What’s a writer to do then, if anxiety comes with the territory? All too often, life doesn’t lend itself to “uninterrupted relaxation.” Nor are pharmaceuticals a long-term solution. In my case, the side effects of Prozac quickly outweighed the benefits; I vowed never to take antidepressants again. Dating the filmmaker had left me a shell of myself, however, my recovery impeded by a romantic rebound. Both fiction writers, the two of us had an instant, lovely connection with a chemistry that could not be ignored. But he had just emerged from a different heartbreak and also badly needed to reclaim himself. It was as if we’d met on a lifeboat, each with our own personal Titanic burning and sinking in the background; we clung to one another until, predictably, we sabotaged what was between us. Through most of the rebound I was an anxious mess; when it unraveled I was fraught with abandonment and pain, given to crying spells every day, and later, anger, remorse, and grief.

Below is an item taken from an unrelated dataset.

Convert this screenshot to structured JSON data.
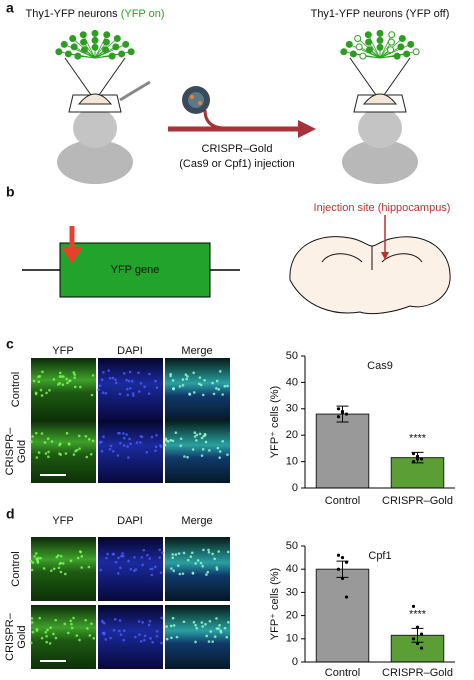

But this time I refused to numb myself—and my writing, which I had eagerly returned to—with medication. A family friend informed me about B vitamins and amino acids. During the day I popped GABA and Inositol; before bed I tried not to gag as I dissolved 250 mg of tryptophan under my tongue. The first night I had made the mistake of popping a whole capsule, otherwise the equivalent of consuming a whole turkey, and awoke at 3 a.m. with a sickening, pounding headache. Soon I found glutamine worked better at putting me to sleep than the tryptophan; I hadn’t slept so well in years. How easy to forget the extent to which anxiety and emotional distress drain the intellect, robbing us of the ability to do our best work. Only I won’t be so quick to forget again. Keeping the anxiety at bay is as much about determining who one allows into personal space and when, and after the ship sinks, learning how to soothe oneself.
Cleese and Eliot aren’t at odds with one another, not nearly. An outbreak of Ebola or a threat by Putin may prompt a writer to pace or fidget while waiting for the coffee to brew, then disappear at the keyboard for a six-hour stretch, rendering fiction which, with luck, illuminates essential truths. Anxiety becomes a detriment only when kicked into overdrive. For it’s possible to write nearly an entire novel on one’s couch—I’ve done it. Only not while curled up in a fetal position.